Name Help is a series at Appellation Mountain. Every week, one reader’s name questions will be discussed.
We’re relying on thoughtful comments from the community to help expectant parents narrow down their name decisions. Thank you in advance for sharing your insight!
I am expecting my second child (we don’t know if it’s a boy or girl). I already have a daughter named Aria Faye. We love her name and are having a hard time choosing a name for the second.
If it’s a boy we have a name picked out: Parker Cruz. Both are family names.
The girl’s name is proving more difficult. Here are names I love but cannot use because we know people with them: Tessa, Ania, Everly, and Talia.
I also love the name Faye but I’m unsure if I should use it since it’s my daughters middle name. I like the name Bria as well but it’s my daughters name with a “B” in front instead of an “A” so I think they’re too similar. Other names I like but my husband isn’t on board with are Delphi, Delta and Brissa, pronounced breesa.
I like shorter unique names but still feminine. Please help!
Read on for my response, and please leave your thoughtful suggestions in the comments.
Hi Reanna –
Congratulations on your second child!
Let’s start with what I think you shouldn’t do.
If possible, I’d avoid naming your second daughter Faye. It’s a gorgeous name. But little sisters inherit an awful lot of hand-me-downs. (Or so I’m told. I’m the firstborn!) Some girls will shrug it off; others will be mightily frustrated that even their name isn’t new-to-them. Since you can’t know how your daughter will react in a dozen years, if you can avoid duplication, you should.

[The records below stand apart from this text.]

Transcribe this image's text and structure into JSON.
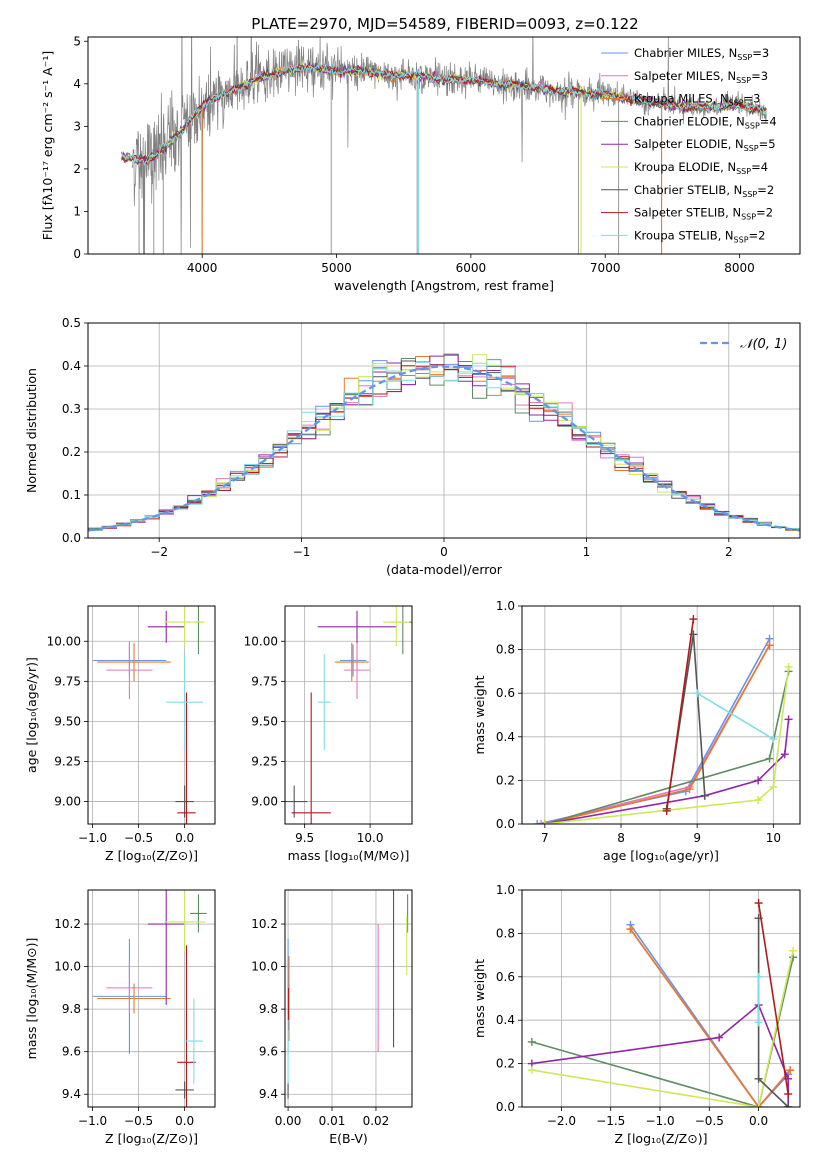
{
  "title": "PLATE=2970, MJD=54589, FIBERID=0093, z=0.122",
  "colors": {
    "chabrier_miles": "#6495ed",
    "salpeter_miles": "#e377c2",
    "kroupa_miles": "#e8792b",
    "chabrier_elodie": "#5e8c63",
    "salpeter_elodie": "#9126a8",
    "kroupa_elodie": "#cde85a",
    "chabrier_stelib": "#555555",
    "salpeter_stelib": "#b01a1a",
    "kroupa_stelib": "#7fdde6",
    "data": "#808080"
  },
  "chart_data": [
    {
      "id": "spectrum",
      "type": "line",
      "xlabel": "wavelength [Angstrom, rest frame]",
      "ylabel": "Flux [fλ10⁻¹⁷ erg cm⁻² s⁻¹ A⁻¹]",
      "xlim": [
        3150,
        8450
      ],
      "ylim": [
        0,
        5.1
      ],
      "xticks": [
        4000,
        5000,
        6000,
        7000,
        8000
      ],
      "yticks": [
        0,
        1,
        2,
        3,
        4,
        5
      ],
      "legend": [
        {
          "key": "chabrier_miles",
          "label": "Chabrier MILES, N",
          "sub": "SSP",
          "suffix": "=3"
        },
        {
          "key": "salpeter_miles",
          "label": "Salpeter MILES, N",
          "sub": "SSP",
          "suffix": "=3"
        },
        {
          "key": "kroupa_miles",
          "label": "Kroupa MILES, N",
          "sub": "SSP",
          "suffix": "=3"
        },
        {
          "key": "chabrier_elodie",
          "label": "Chabrier ELODIE, N",
          "sub": "SSP",
          "suffix": "=4"
        },
        {
          "key": "salpeter_elodie",
          "label": "Salpeter ELODIE, N",
          "sub": "SSP",
          "suffix": "=5"
        },
        {
          "key": "kroupa_elodie",
          "label": "Kroupa ELODIE, N",
          "sub": "SSP",
          "suffix": "=4"
        },
        {
          "key": "chabrier_stelib",
          "label": "Chabrier STELIB, N",
          "sub": "SSP",
          "suffix": "=2"
        },
        {
          "key": "salpeter_stelib",
          "label": "Salpeter STELIB, N",
          "sub": "SSP",
          "suffix": "=2"
        },
        {
          "key": "kroupa_stelib",
          "label": "Kroupa STELIB, N",
          "sub": "SSP",
          "suffix": "=2"
        }
      ],
      "continuum": {
        "x": [
          3400,
          3550,
          3650,
          3750,
          3850,
          3950,
          4050,
          4200,
          4400,
          4600,
          4800,
          5000,
          5200,
          5400,
          5600,
          5800,
          6000,
          6200,
          6400,
          6600,
          6800,
          7000,
          7200,
          7400,
          7600,
          7800,
          8000,
          8200
        ],
        "y": [
          2.3,
          2.2,
          2.3,
          2.6,
          2.9,
          3.3,
          3.6,
          3.8,
          4.1,
          4.3,
          4.4,
          4.3,
          4.3,
          4.2,
          4.2,
          4.1,
          4.1,
          4.0,
          3.95,
          3.85,
          3.8,
          3.75,
          3.65,
          3.55,
          3.45,
          3.45,
          3.5,
          3.35
        ]
      }
    },
    {
      "id": "residuals",
      "type": "step",
      "xlabel": "(data-model)/error",
      "ylabel": "Normed distribution",
      "xlim": [
        -2.5,
        2.5
      ],
      "ylim": [
        0,
        0.5
      ],
      "xticks": [
        -2,
        -1,
        0,
        1,
        2
      ],
      "yticks": [
        0.0,
        0.1,
        0.2,
        0.3,
        0.4,
        0.5
      ],
      "legend_label": "𝒩(0, 1)",
      "bin_width": 0.1
    },
    {
      "id": "age_vs_Z",
      "type": "errorbar",
      "xlabel": "Z [log₁₀(Z/Z⊙)]",
      "ylabel": "age  [log₁₀(age/yr)]",
      "xlim": [
        -1.05,
        0.33
      ],
      "ylim": [
        8.86,
        10.22
      ],
      "xticks": [
        -1.0,
        -0.5,
        0.0
      ],
      "yticks": [
        9.0,
        9.25,
        9.5,
        9.75,
        10.0
      ],
      "points": [
        {
          "key": "chabrier_miles",
          "x": -0.6,
          "xerr": 0.4,
          "y": 9.88,
          "yerr": 0.1
        },
        {
          "key": "salpeter_miles",
          "x": -0.6,
          "xerr": 0.25,
          "y": 9.82,
          "yerr": 0.18
        },
        {
          "key": "kroupa_miles",
          "x": -0.55,
          "xerr": 0.4,
          "y": 9.87,
          "yerr": 0.12
        },
        {
          "key": "chabrier_elodie",
          "x": 0.15,
          "xerr": 0.05,
          "y": 10.12,
          "yerr": 0.2
        },
        {
          "key": "salpeter_elodie",
          "x": -0.2,
          "xerr": 0.2,
          "y": 10.09,
          "yerr": 0.1
        },
        {
          "key": "kroupa_elodie",
          "x": 0.0,
          "xerr": 0.22,
          "y": 10.12,
          "yerr": 0.15
        },
        {
          "key": "chabrier_stelib",
          "x": 0.0,
          "xerr": 0.1,
          "y": 9.0,
          "yerr": 0.1
        },
        {
          "key": "salpeter_stelib",
          "x": 0.02,
          "xerr": 0.1,
          "y": 8.93,
          "yerr": 0.75
        },
        {
          "key": "kroupa_stelib",
          "x": 0.0,
          "xerr": 0.2,
          "y": 9.62,
          "yerr": 0.3
        }
      ]
    },
    {
      "id": "age_vs_mass",
      "type": "errorbar",
      "xlabel": "mass [log₁₀(M/M⊙)]",
      "ylabel": "",
      "xlim": [
        9.35,
        10.32
      ],
      "ylim": [
        8.86,
        10.22
      ],
      "xticks": [
        9.5,
        10.0
      ],
      "yticks": [
        9.0,
        9.25,
        9.5,
        9.75,
        10.0
      ],
      "points": [
        {
          "key": "chabrier_miles",
          "x": 9.87,
          "xerr": 0.1,
          "y": 9.88,
          "yerr": 0.1
        },
        {
          "key": "salpeter_miles",
          "x": 9.9,
          "xerr": 0.1,
          "y": 9.82,
          "yerr": 0.18
        },
        {
          "key": "kroupa_miles",
          "x": 9.86,
          "xerr": 0.13,
          "y": 9.87,
          "yerr": 0.12
        },
        {
          "key": "chabrier_elodie",
          "x": 10.25,
          "xerr": 0.1,
          "y": 10.12,
          "yerr": 0.2
        },
        {
          "key": "salpeter_elodie",
          "x": 9.9,
          "xerr": 0.3,
          "y": 10.09,
          "yerr": 0.1
        },
        {
          "key": "kroupa_elodie",
          "x": 10.2,
          "xerr": 0.1,
          "y": 10.12,
          "yerr": 0.15
        },
        {
          "key": "chabrier_stelib",
          "x": 9.42,
          "xerr": 0.1,
          "y": 9.0,
          "yerr": 0.1
        },
        {
          "key": "salpeter_stelib",
          "x": 9.55,
          "xerr": 0.15,
          "y": 8.93,
          "yerr": 0.75
        },
        {
          "key": "kroupa_stelib",
          "x": 9.65,
          "xerr": 0.05,
          "y": 9.62,
          "yerr": 0.3
        }
      ]
    },
    {
      "id": "weight_vs_age",
      "type": "line",
      "xlabel": "age  [log₁₀(age/yr)]",
      "ylabel": "mass weight",
      "xlim": [
        6.7,
        10.35
      ],
      "ylim": [
        0,
        1.0
      ],
      "xticks": [
        7,
        8,
        9,
        10
      ],
      "yticks": [
        0.0,
        0.2,
        0.4,
        0.6,
        0.8,
        1.0
      ],
      "series": [
        {
          "key": "chabrier_miles",
          "x": [
            6.9,
            8.85,
            9.95
          ],
          "y": [
            0.0,
            0.15,
            0.85
          ]
        },
        {
          "key": "salpeter_miles",
          "x": [
            6.95,
            8.9,
            9.95
          ],
          "y": [
            0.0,
            0.17,
            0.82
          ]
        },
        {
          "key": "kroupa_miles",
          "x": [
            7.0,
            8.9,
            9.95
          ],
          "y": [
            0.0,
            0.16,
            0.82
          ]
        },
        {
          "key": "chabrier_elodie",
          "x": [
            7.0,
            9.95,
            10.2
          ],
          "y": [
            0.0,
            0.3,
            0.7
          ]
        },
        {
          "key": "salpeter_elodie",
          "x": [
            7.0,
            9.1,
            9.8,
            10.15,
            10.2
          ],
          "y": [
            0.0,
            0.13,
            0.2,
            0.32,
            0.48
          ]
        },
        {
          "key": "kroupa_elodie",
          "x": [
            7.0,
            9.8,
            10.0,
            10.2
          ],
          "y": [
            0.0,
            0.11,
            0.17,
            0.72
          ]
        },
        {
          "key": "chabrier_stelib",
          "x": [
            8.6,
            8.95,
            9.1
          ],
          "y": [
            0.07,
            0.87,
            0.13
          ]
        },
        {
          "key": "salpeter_stelib",
          "x": [
            8.6,
            8.95
          ],
          "y": [
            0.06,
            0.94
          ]
        },
        {
          "key": "kroupa_stelib",
          "x": [
            9.0,
            10.0
          ],
          "y": [
            0.6,
            0.39
          ]
        }
      ]
    },
    {
      "id": "mass_vs_Z",
      "type": "errorbar",
      "xlabel": "Z [log₁₀(Z/Z⊙)]",
      "ylabel": "mass [log₁₀(M/M⊙)]",
      "xlim": [
        -1.05,
        0.33
      ],
      "ylim": [
        9.34,
        10.36
      ],
      "xticks": [
        -1.0,
        -0.5,
        0.0
      ],
      "yticks": [
        9.4,
        9.6,
        9.8,
        10.0,
        10.2
      ],
      "points": [
        {
          "key": "chabrier_miles",
          "x": -0.6,
          "xerr": 0.4,
          "y": 9.86,
          "yerr": 0.27
        },
        {
          "key": "salpeter_miles",
          "x": -0.6,
          "xerr": 0.25,
          "y": 9.9,
          "yerr": 0.12
        },
        {
          "key": "kroupa_miles",
          "x": -0.55,
          "xerr": 0.4,
          "y": 9.85,
          "yerr": 0.07
        },
        {
          "key": "chabrier_elodie",
          "x": 0.15,
          "xerr": 0.09,
          "y": 10.25,
          "yerr": 0.09
        },
        {
          "key": "salpeter_elodie",
          "x": -0.2,
          "xerr": 0.2,
          "y": 10.2,
          "yerr": 0.38
        },
        {
          "key": "kroupa_elodie",
          "x": 0.0,
          "xerr": 0.22,
          "y": 10.21,
          "yerr": 0.14
        },
        {
          "key": "chabrier_stelib",
          "x": 0.0,
          "xerr": 0.1,
          "y": 9.42,
          "yerr": 0.04
        },
        {
          "key": "salpeter_stelib",
          "x": 0.02,
          "xerr": 0.1,
          "y": 9.55,
          "yerr": 0.55
        },
        {
          "key": "kroupa_stelib",
          "x": 0.1,
          "xerr": 0.1,
          "y": 9.65,
          "yerr": 0.2
        }
      ]
    },
    {
      "id": "mass_vs_EBV",
      "type": "errorbar",
      "xlabel": "E(B-V)",
      "ylabel": "",
      "xlim": [
        -0.0007,
        0.0282
      ],
      "ylim": [
        9.34,
        10.36
      ],
      "xticks": [
        0.0,
        0.01,
        0.02
      ],
      "yticks": [
        9.4,
        9.6,
        9.8,
        10.0,
        10.2
      ],
      "points": [
        {
          "key": "chabrier_miles",
          "x": 0.0,
          "xerr": 0,
          "y": 9.86,
          "yerr": 0.27
        },
        {
          "key": "salpeter_miles",
          "x": 0.0205,
          "xerr": 0,
          "y": 9.9,
          "yerr": 0.3
        },
        {
          "key": "kroupa_miles",
          "x": 0.0002,
          "xerr": 0,
          "y": 9.85,
          "yerr": 0.2
        },
        {
          "key": "chabrier_elodie",
          "x": 0.0272,
          "xerr": 0,
          "y": 10.25,
          "yerr": 0.09
        },
        {
          "key": "salpeter_elodie",
          "x": 0.024,
          "xerr": 0,
          "y": 10.0,
          "yerr": 0.38
        },
        {
          "key": "kroupa_elodie",
          "x": 0.027,
          "xerr": 0,
          "y": 10.1,
          "yerr": 0.14
        },
        {
          "key": "chabrier_stelib",
          "x": 0.0,
          "xerr": 0,
          "y": 9.42,
          "yerr": 0.04
        },
        {
          "key": "salpeter_stelib",
          "x": 0.0001,
          "xerr": 0,
          "y": 9.8,
          "yerr": 0.1
        },
        {
          "key": "kroupa_stelib",
          "x": 0.0,
          "xerr": 0,
          "y": 9.6,
          "yerr": 0.15
        }
      ]
    },
    {
      "id": "weight_vs_Z",
      "type": "line",
      "xlabel": "Z [log₁₀(Z/Z⊙)]",
      "ylabel": "mass weight",
      "xlim": [
        -2.4,
        0.42
      ],
      "ylim": [
        0,
        1.0
      ],
      "xticks": [
        -2.0,
        -1.5,
        -1.0,
        -0.5,
        0.0
      ],
      "yticks": [
        0.0,
        0.2,
        0.4,
        0.6,
        0.8,
        1.0
      ],
      "series": [
        {
          "key": "chabrier_miles",
          "x": [
            -1.3,
            0.0,
            0.3
          ],
          "y": [
            0.84,
            0.0,
            0.15
          ]
        },
        {
          "key": "salpeter_miles",
          "x": [
            -1.3,
            0.0,
            0.32
          ],
          "y": [
            0.82,
            0.0,
            0.17
          ]
        },
        {
          "key": "kroupa_miles",
          "x": [
            -1.3,
            0.0,
            0.32
          ],
          "y": [
            0.82,
            0.0,
            0.17
          ]
        },
        {
          "key": "chabrier_elodie",
          "x": [
            -2.3,
            0.0,
            0.35
          ],
          "y": [
            0.3,
            0.0,
            0.69
          ]
        },
        {
          "key": "salpeter_elodie",
          "x": [
            -2.3,
            -0.4,
            0.0,
            0.3,
            0.3
          ],
          "y": [
            0.2,
            0.32,
            0.47,
            0.13,
            0.0
          ]
        },
        {
          "key": "kroupa_elodie",
          "x": [
            -2.3,
            0.0,
            0.35
          ],
          "y": [
            0.17,
            0.0,
            0.72
          ]
        },
        {
          "key": "chabrier_stelib",
          "x": [
            0.0,
            0.0,
            0.3
          ],
          "y": [
            0.87,
            0.13,
            0.0
          ]
        },
        {
          "key": "salpeter_stelib",
          "x": [
            0.0,
            0.3
          ],
          "y": [
            0.94,
            0.06
          ]
        },
        {
          "key": "kroupa_stelib",
          "x": [
            0.0,
            0.0
          ],
          "y": [
            0.6,
            0.39
          ]
        }
      ]
    }
  ]
}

The same thinking applies for Bria. While the sounds aren’t unthinkably close, seeing their names written together suggests that future daughters would be named Cria, Dria, and Eria. So I say they’re just too close for comfort.
Before we get to the names, I want to point out one thing. “Unique” doesn’t mean the same thing to everybody. Brissa and Delphi would be very rare choices. But Aria? It’s in the current US Top 100. I suspect you’re looking for names that don’t sound like anything you would have heard growing up.
I’m going to suggest names that are closer to Tessa or Talia: we recognize them, and we might know one or two, but they’re not too startlingly unusual, nor are they statistically popular.
Calla – The rarest name on this list, Calla comes from the calla lily. It comes from a Greek word meaning beauty. While it’s not in the current Top 1000, it fits right in with Ella, Stella, and so many two-syllable, a-ending girl names.
Delia – Another name out of the current Top 1000, ancient Delia reminds me of Delphi and Aria.
Eden – A Biblical place currently ranked in the US Top 150, Eden is short, spare, and memorable.
Esme – Once very rare, Esme now charts in the Top 600. Aria and Esme sound downright gorgeous together!
Haven – Is this too tailored? It’s used mostly for girls, but perhaps the sound is a little unisex. I thought it might be an alternative to Everly, and it has the same long ‘a’ of Faye.
Jade – Speaking of long ‘a’ sounds, how about Jade? It’s like Faye, but distinct.
Mila – Like Aria, Mila is a newcomer to the US Top 100. It’s feminine, and unlike anything we would have heard thirty years ago.
Nola – It could be short for lots of things, including the city of New Orleans, Louisiana. (The state abbreviation is LA.) It’s sassy, vintage, and undeniably pretty.
Sage – Another in the key of Jade, also spelled Saige.
Overall, my favorite is Esme. It’s a gorgeous name, heavy on vowels but different enough from Aria that it doesn’t seem like a repeat. Plus, should you ever have a son, Aria, Esme, and Parker sound perfect together.
Readers, what do you think? Can you suggest some feminine, short, unusual names that would work well for Aria Faye’s sister?